The 13 TeV data from LHC collisions taken this summer is quickly going through analysis programs and being used for new physics results, and everybody is wondering whether there are surprises in store... Of course that will require some more time to be ascertained.
For the time being, I can offer a couple of very inspiring pictures. CMS recorded a spectacular event featuring two extremely high-energy jets in the first 40 inverse picobarns of data that was collected and reconstructed by the experiment with all detector component properly working.

The two jets have a combined invariant mass of 5.0 TeV, which is an extremely rare occurrence even for a 13 TeV collision - in fact, just one such event was collected so far, out of several trillion collisions. Such a feature can be produced by a very heavy particle (like, say, 5 TeV) which decays into a quark-antiquark pair. If such a thing does exist, that is. Or less excitingly, by a very rare scattering of two quarks or gluons in the two colliding objects.

The picture below is a computer reconstruction of the event kinematics in the plane transverse to the beam direction. The coloured bars illustrate the energy recorded in the calorimeters, and the charged tracks are reconstructed as green curved trajectories.




A different, three-dimensional view can better give an idea of what the event looked like. Here the CMS detector is pictured as a cylinder - in fact, the detector has a cylindrical symmetry around the beam axis, although it is a quite complex device. These pictures, in fact, only summarize the high-level information about the reconstructed particles' energies and momenta.

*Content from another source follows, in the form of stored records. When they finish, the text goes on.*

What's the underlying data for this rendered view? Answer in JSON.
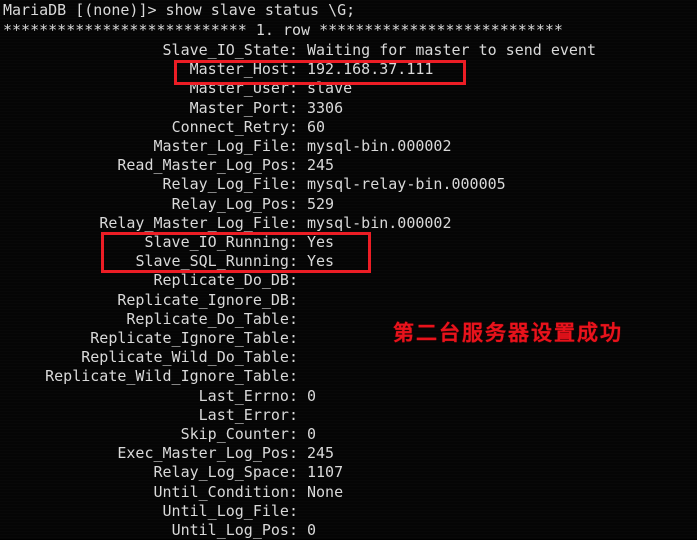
{
  "terminal": {
    "background_color": "#050505",
    "text_color": "#d9d9d9",
    "accent_color": "#ec1c24",
    "prompt_line": "MariaDB [(none)]> show slave status \\G;",
    "row_banner": "*************************** 1. row ***************************",
    "rows": [
      {
        "label": "Slave_IO_State:",
        "value": "Waiting for master to send event"
      },
      {
        "label": "Master_Host:",
        "value": "192.168.37.111"
      },
      {
        "label": "Master_User:",
        "value": "slave"
      },
      {
        "label": "Master_Port:",
        "value": "3306"
      },
      {
        "label": "Connect_Retry:",
        "value": "60"
      },
      {
        "label": "Master_Log_File:",
        "value": "mysql-bin.000002"
      },
      {
        "label": "Read_Master_Log_Pos:",
        "value": "245"
      },
      {
        "label": "Relay_Log_File:",
        "value": "mysql-relay-bin.000005"
      },
      {
        "label": "Relay_Log_Pos:",
        "value": "529"
      },
      {
        "label": "Relay_Master_Log_File:",
        "value": "mysql-bin.000002"
      },
      {
        "label": "Slave_IO_Running:",
        "value": "Yes"
      },
      {
        "label": "Slave_SQL_Running:",
        "value": "Yes"
      },
      {
        "label": "Replicate_Do_DB:",
        "value": ""
      },
      {
        "label": "Replicate_Ignore_DB:",
        "value": ""
      },
      {
        "label": "Replicate_Do_Table:",
        "value": ""
      },
      {
        "label": "Replicate_Ignore_Table:",
        "value": ""
      },
      {
        "label": "Replicate_Wild_Do_Table:",
        "value": ""
      },
      {
        "label": "Replicate_Wild_Ignore_Table:",
        "value": ""
      },
      {
        "label": "Last_Errno:",
        "value": "0"
      },
      {
        "label": "Last_Error:",
        "value": ""
      },
      {
        "label": "Skip_Counter:",
        "value": "0"
      },
      {
        "label": "Exec_Master_Log_Pos:",
        "value": "245"
      },
      {
        "label": "Relay_Log_Space:",
        "value": "1107"
      },
      {
        "label": "Until_Condition:",
        "value": "None"
      },
      {
        "label": "Until_Log_File:",
        "value": ""
      },
      {
        "label": "Until_Log_Pos:",
        "value": "0"
      }
    ]
  },
  "annotations": {
    "chinese_note": "第二台服务器设置成功",
    "highlight_master_host_label": "Master_Host highlight",
    "highlight_slave_running_label": "Slave running highlight"
  }
}
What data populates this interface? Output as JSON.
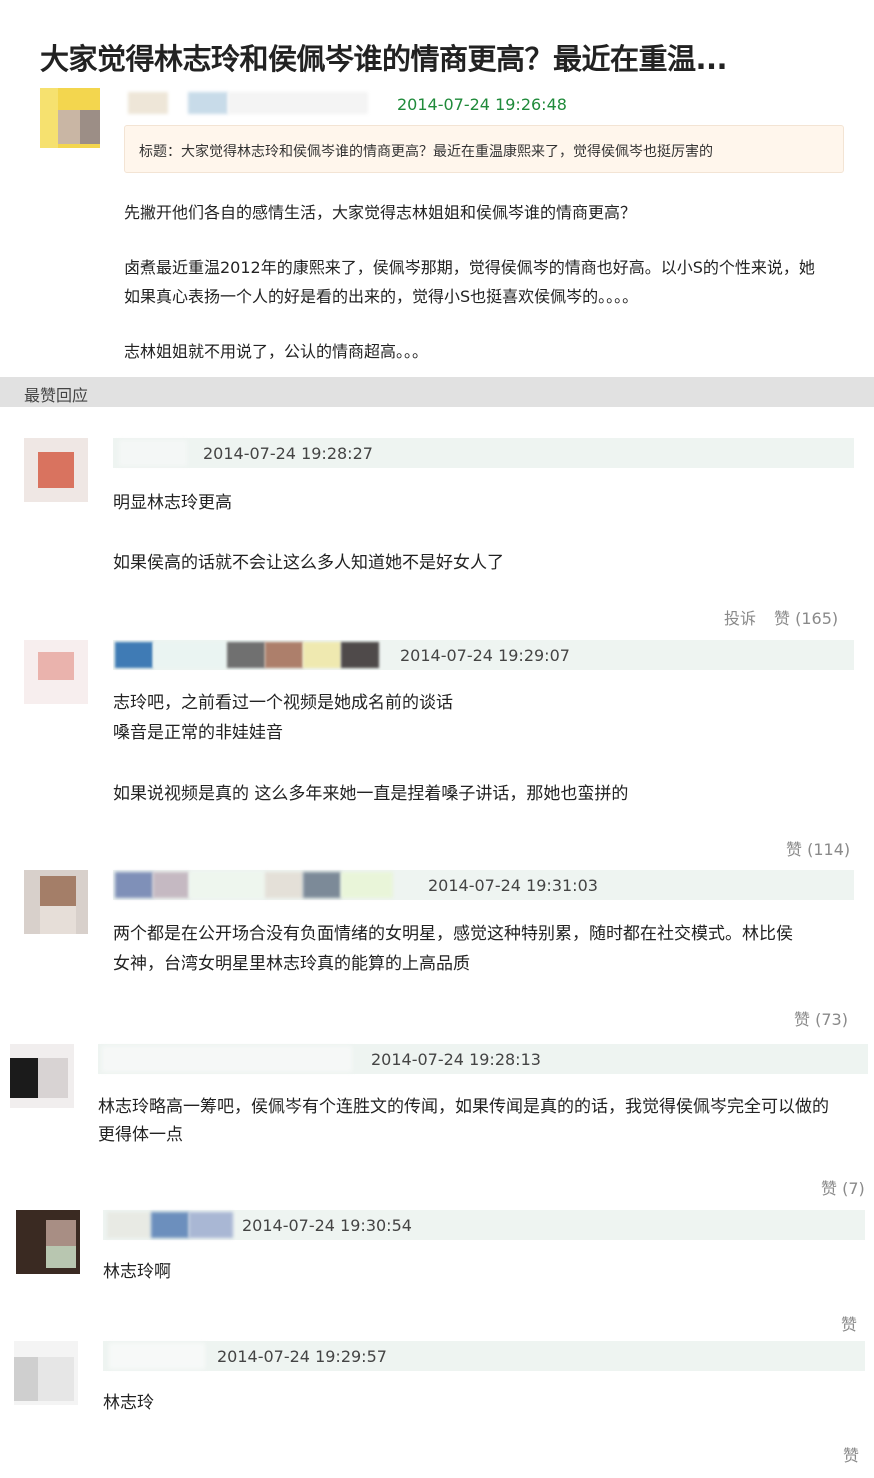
{
  "post": {
    "title": "大家觉得林志玲和侯佩岑谁的情商更高？最近在重温...",
    "time": "2014-07-24 19:26:48",
    "quote": "标题：大家觉得林志玲和侯佩岑谁的情商更高？最近在重温康熙来了，觉得侯佩岑也挺厉害的",
    "paragraphs": [
      "先撇开他们各自的感情生活，大家觉得志林姐姐和侯佩岑谁的情商更高？",
      "卤煮最近重温2012年的康熙来了，侯佩岑那期，觉得侯佩岑的情商也好高。以小S的个性来说，她",
      "如果真心表扬一个人的好是看的出来的，觉得小S也挺喜欢侯佩岑的。。。。",
      "志林姐姐就不用说了，公认的情商超高。。。"
    ]
  },
  "section_label": "最赞回应",
  "comments": [
    {
      "time": "2014-07-24 19:28:27",
      "lines": [
        "明显林志玲更高",
        "如果侯高的话就不会让这么多人知道她不是好女人了"
      ],
      "report": "投诉",
      "like": "赞 (165)"
    },
    {
      "time": "2014-07-24 19:29:07",
      "lines": [
        "志玲吧，之前看过一个视频是她成名前的谈话",
        "嗓音是正常的非娃娃音",
        "如果说视频是真的 这么多年来她一直是捏着嗓子讲话，那她也蛮拼的"
      ],
      "like": "赞 (114)"
    },
    {
      "time": "2014-07-24 19:31:03",
      "lines": [
        "两个都是在公开场合没有负面情绪的女明星，感觉这种特别累，随时都在社交模式。林比侯",
        "女神，台湾女明星里林志玲真的能算的上高品质"
      ],
      "like": "赞 (73)"
    },
    {
      "time": "2014-07-24 19:28:13",
      "lines": [
        "林志玲略高一筹吧，侯佩岑有个连胜文的传闻，如果传闻是真的的话，我觉得侯佩岑完全可以做的",
        "更得体一点"
      ],
      "like": "赞 (7)"
    },
    {
      "time": "2014-07-24 19:30:54",
      "lines": [
        "林志玲啊"
      ],
      "like": "赞"
    },
    {
      "time": "2014-07-24 19:29:57",
      "lines": [
        "林志玲"
      ],
      "like": "赞"
    }
  ],
  "colors": {
    "op_time": "#1f8a3a",
    "header_bg": "#eef4f1",
    "section_bg": "#e1e1e1",
    "quote_bg": "#fff6ec"
  }
}
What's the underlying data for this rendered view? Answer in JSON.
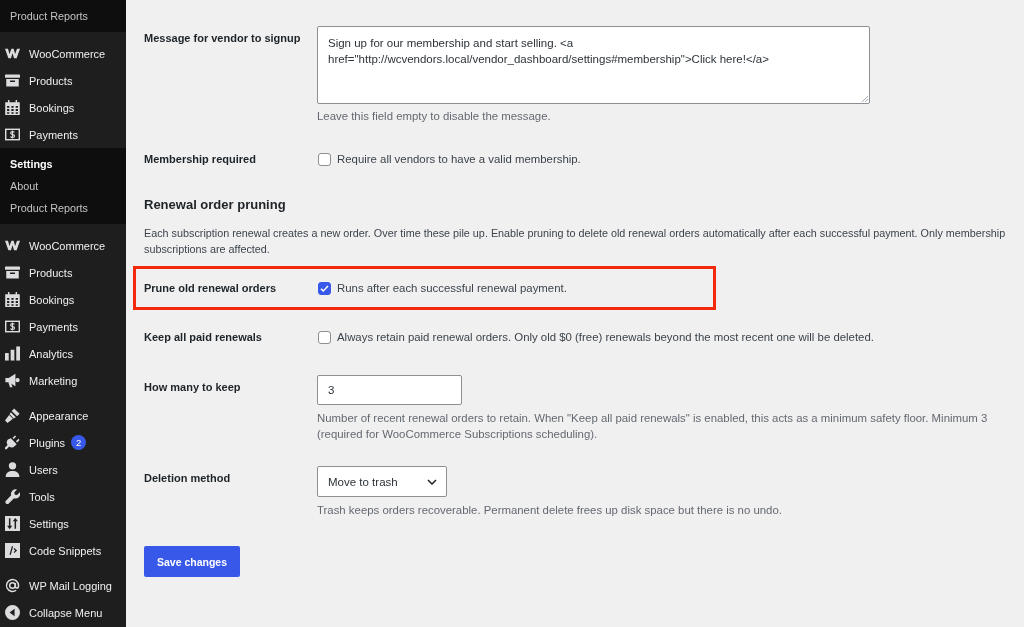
{
  "sidebar": {
    "blocks": [
      {
        "kind": "submenu",
        "items": [
          {
            "label": "Product Reports",
            "current": false
          }
        ]
      },
      {
        "kind": "menu",
        "items": [
          {
            "label": "WooCommerce"
          },
          {
            "label": "Products"
          },
          {
            "label": "Bookings"
          },
          {
            "label": "Payments"
          }
        ]
      },
      {
        "kind": "submenu",
        "items": [
          {
            "label": "Settings",
            "current": true
          },
          {
            "label": "About",
            "current": false
          },
          {
            "label": "Product Reports",
            "current": false
          }
        ]
      },
      {
        "kind": "menu",
        "items": [
          {
            "label": "WooCommerce"
          },
          {
            "label": "Products"
          },
          {
            "label": "Bookings"
          },
          {
            "label": "Payments"
          },
          {
            "label": "Analytics"
          },
          {
            "label": "Marketing"
          }
        ]
      },
      {
        "kind": "menu",
        "items": [
          {
            "label": "Appearance"
          },
          {
            "label": "Plugins",
            "badge": "2"
          },
          {
            "label": "Users"
          },
          {
            "label": "Tools"
          },
          {
            "label": "Settings"
          },
          {
            "label": "Code Snippets"
          }
        ]
      },
      {
        "kind": "menu",
        "items": [
          {
            "label": "WP Mail Logging"
          },
          {
            "label": "Collapse Menu"
          }
        ]
      }
    ]
  },
  "form": {
    "rows": [
      {
        "kind": "textarea",
        "label": "Message for vendor to signup",
        "value": "Sign up for our membership and start selling. <a href=\"http://wcvendors.local/vendor_dashboard/settings#membership\">Click here!</a>",
        "description": "Leave this field empty to disable the message.",
        "highlighted": false
      },
      {
        "kind": "checkbox",
        "label": "Membership required",
        "checked": false,
        "text": "Require all vendors to have a valid membership.",
        "highlighted": false
      }
    ],
    "section": {
      "heading": "Renewal order pruning",
      "intro": "Each subscription renewal creates a new order. Over time these pile up. Enable pruning to delete old renewal orders automatically after each successful payment. Only membership subscriptions are affected.",
      "rows": [
        {
          "kind": "checkbox",
          "label": "Prune old renewal orders",
          "checked": true,
          "text": "Runs after each successful renewal payment.",
          "highlighted": true
        },
        {
          "kind": "checkbox",
          "label": "Keep all paid renewals",
          "checked": false,
          "text": "Always retain paid renewal orders. Only old $0 (free) renewals beyond the most recent one will be deleted.",
          "highlighted": false
        },
        {
          "kind": "number",
          "label": "How many to keep",
          "value": "3",
          "description": "Number of recent renewal orders to retain. When \"Keep all paid renewals\" is enabled, this acts as a minimum safety floor. Minimum 3 (required for WooCommerce Subscriptions scheduling).",
          "highlighted": false
        },
        {
          "kind": "select",
          "label": "Deletion method",
          "value": "Move to trash",
          "description": "Trash keeps orders recoverable. Permanent delete frees up disk space but there is no undo.",
          "highlighted": false
        }
      ]
    },
    "save_button": {
      "label": "Save changes"
    }
  }
}
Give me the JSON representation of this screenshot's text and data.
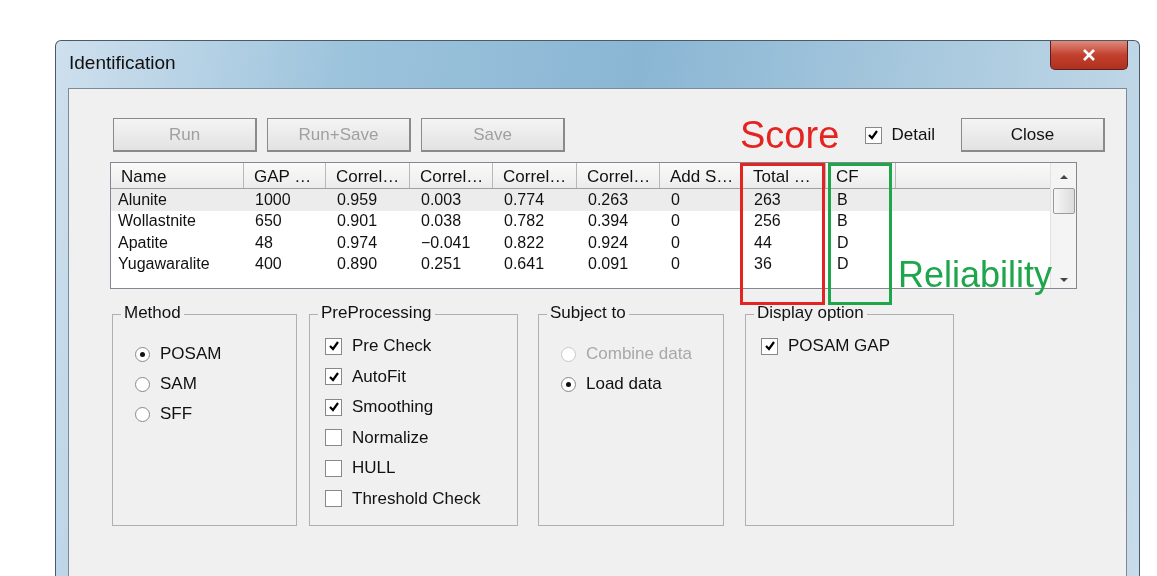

The event was a spectacular one, but physics books are not written out of single, unrepeated occurrences. Not in the XXIth century anyway. We need to collect many such events before we can claim that a resonance has been produced - five or more, let's say: as statisticians tell you, statistics can only be worked out of five-or-more event sets. Below that, we are in the realm of the scientific curiosity, the unexplained, the weird, the rare, the irrelevant. So let us wait until the data collected by CMS will be in the several hundred picobarns range: then, a 5-TeV resonance might start making itself hard to ignore.